The 12 months between mid-1998 and mid-1999 were pretty unpleasant for the markets of Eastern Europe...
The 12 months between mid-1998 and mid-1999 were pretty unpleasant for the markets of Eastern Europe. Collapsing oil prices and economic mis-management resulted in Russia defaulting and devaluing in August 1998. This was then followed by a sharp economic slowdown in the EU with disastrous consequences for the economies of Central Europe.
Fortunately as day follows night the outlook for the region has changed utterly since last summer. Soaring oil prices, the competitive benefit of the devaluation of the rouble and the end of Yeltsin's tired administration have transformed the outlook for Russia, while the powerful economic recovery in the EU has provided a significant boost to the exporting countries of Central Europe.
The key question for investors is will this continue? The current outlook for Russia is more positive than at any time since the fall of the Soviet Union in 1991. Russia's dependence on natural resource exports, for so long a weakness, is likely to be a strength over the next 18 months as strong global growth keeps commodity demand high and OPEC's recent deal keeps oil prices locked in a $20-$25 per barrel range. This is likely to allow Russia to generate a current account surplus of 10-15% of GDP in 2000. GDP growth has also resumed, and we expect 4-6% this year.

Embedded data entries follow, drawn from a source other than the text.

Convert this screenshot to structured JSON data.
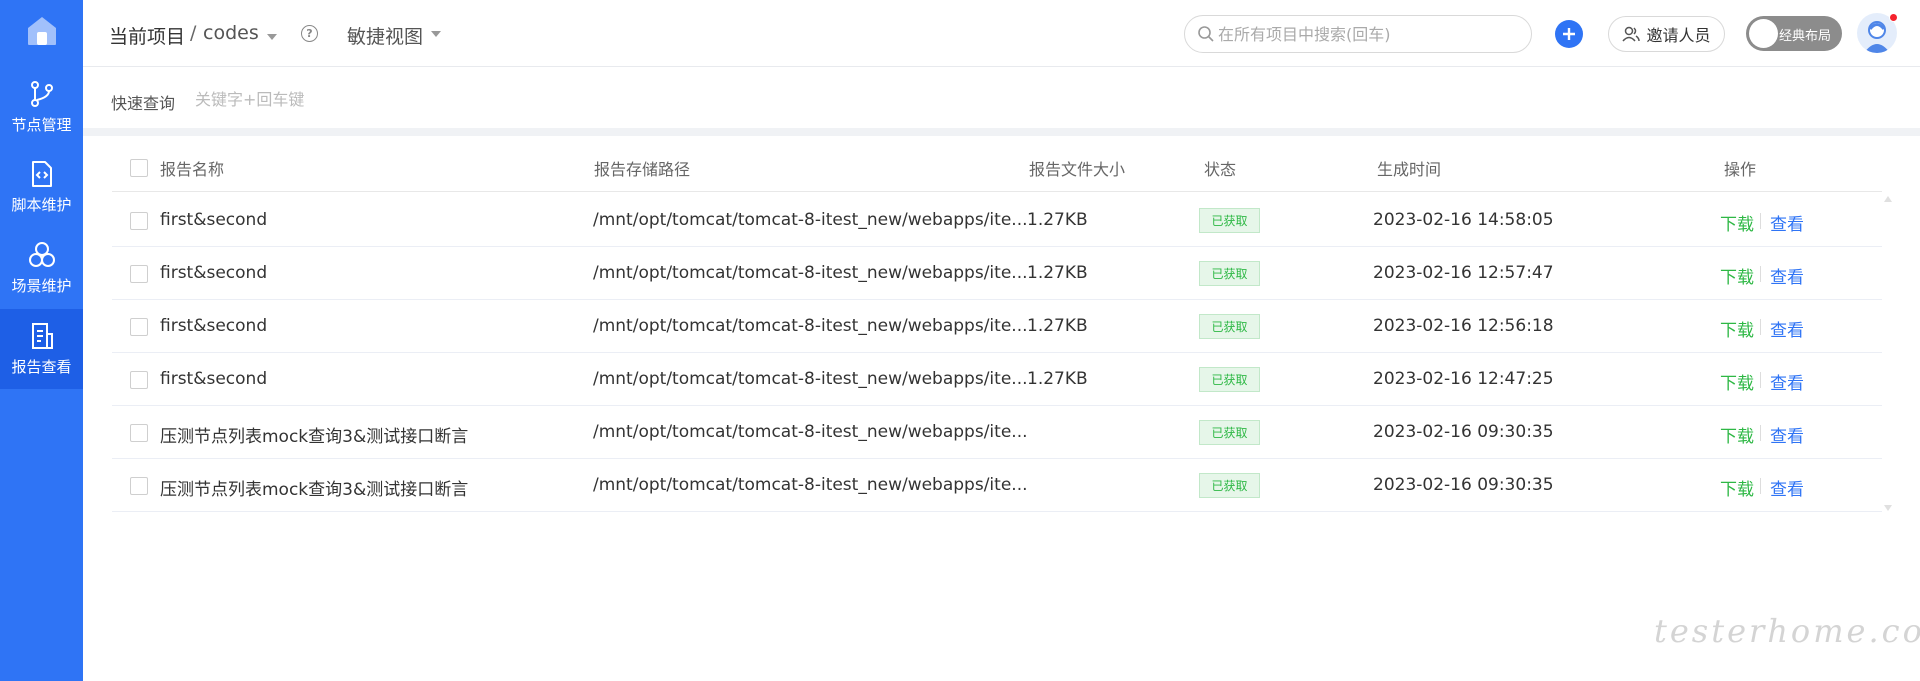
{
  "sidebar": {
    "items": [
      {
        "label": "节点管理",
        "icon": "branch-icon"
      },
      {
        "label": "脚本维护",
        "icon": "code-file-icon"
      },
      {
        "label": "场景维护",
        "icon": "scene-icon"
      },
      {
        "label": "报告查看",
        "icon": "report-icon",
        "active": true
      }
    ]
  },
  "header": {
    "project_label": "当前项目",
    "separator": "/",
    "project_name": "codes",
    "view_label": "敏捷视图",
    "search_placeholder": "在所有项目中搜索(回车)",
    "invite_label": "邀请人员",
    "layout_toggle_label": "经典布局"
  },
  "quick_query": {
    "label": "快速查询",
    "placeholder": "关键字+回车键"
  },
  "table": {
    "columns": [
      "报告名称",
      "报告存储路径",
      "报告文件大小",
      "状态",
      "生成时间",
      "操作"
    ],
    "rows": [
      {
        "name": "first&second",
        "path": "/mnt/opt/tomcat/tomcat-8-itest_new/webapps/ite...",
        "size": "1.27KB",
        "status": "已获取",
        "time": "2023-02-16 14:58:05"
      },
      {
        "name": "first&second",
        "path": "/mnt/opt/tomcat/tomcat-8-itest_new/webapps/ite...",
        "size": "1.27KB",
        "status": "已获取",
        "time": "2023-02-16 12:57:47"
      },
      {
        "name": "first&second",
        "path": "/mnt/opt/tomcat/tomcat-8-itest_new/webapps/ite...",
        "size": "1.27KB",
        "status": "已获取",
        "time": "2023-02-16 12:56:18"
      },
      {
        "name": "first&second",
        "path": "/mnt/opt/tomcat/tomcat-8-itest_new/webapps/ite...",
        "size": "1.27KB",
        "status": "已获取",
        "time": "2023-02-16 12:47:25"
      },
      {
        "name": "压测节点列表mock查询3&测试接口断言",
        "path": "/mnt/opt/tomcat/tomcat-8-itest_new/webapps/ite...",
        "size": "",
        "status": "已获取",
        "time": "2023-02-16 09:30:35"
      },
      {
        "name": "压测节点列表mock查询3&测试接口断言",
        "path": "/mnt/opt/tomcat/tomcat-8-itest_new/webapps/ite...",
        "size": "",
        "status": "已获取",
        "time": "2023-02-16 09:30:35"
      }
    ],
    "download_label": "下载",
    "view_label": "查看"
  },
  "watermark": "testerhome.com",
  "colors": {
    "sidebar": "#2f74f5",
    "sidebar_active": "#1e5fe6",
    "status_green": "#2eb845",
    "link_blue": "#2f74f5"
  }
}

However, without structural reform this cyclical economic recovery is likely to prove unsustainable. The almost complete absence of structural reform under Yeltsin has left Russia a weak and inefficient country. The election of Vladimir Putin is likely to make a crucial difference in this regard.
Putin has almost a perfect c.v. for successfully designing and executing a reform programme. His experience as deputy mayor in the reformist St. Petersburg administration between 1992-96 and his close links with liberal economists suggest he knows exactly what needs to be done. He has already stated that tax reform, land reform and a restructuring of the bloated civil service will be his priorities.
He will be helped in this regard by the result of last December's Duma elections, which resulted in a non-communist majority for the first time since 1991.
If Putin succeeds, or begins to succeed, the re-rating potential for the Russian market is substantial. Russia trades on a P/E of 6.5 times 2000 earnings and assets remain at a 90% discount to international comparisons. We are overweight this market.
We are also positive on Central Europe. Hungary, Poland and the Czech Republic are essentially geared plays on the EU economy, in much the same way as Mexico is on the US. In 1998-99 this was bad news. Over the next three years we think this linkage will prove to be extremely beneficial.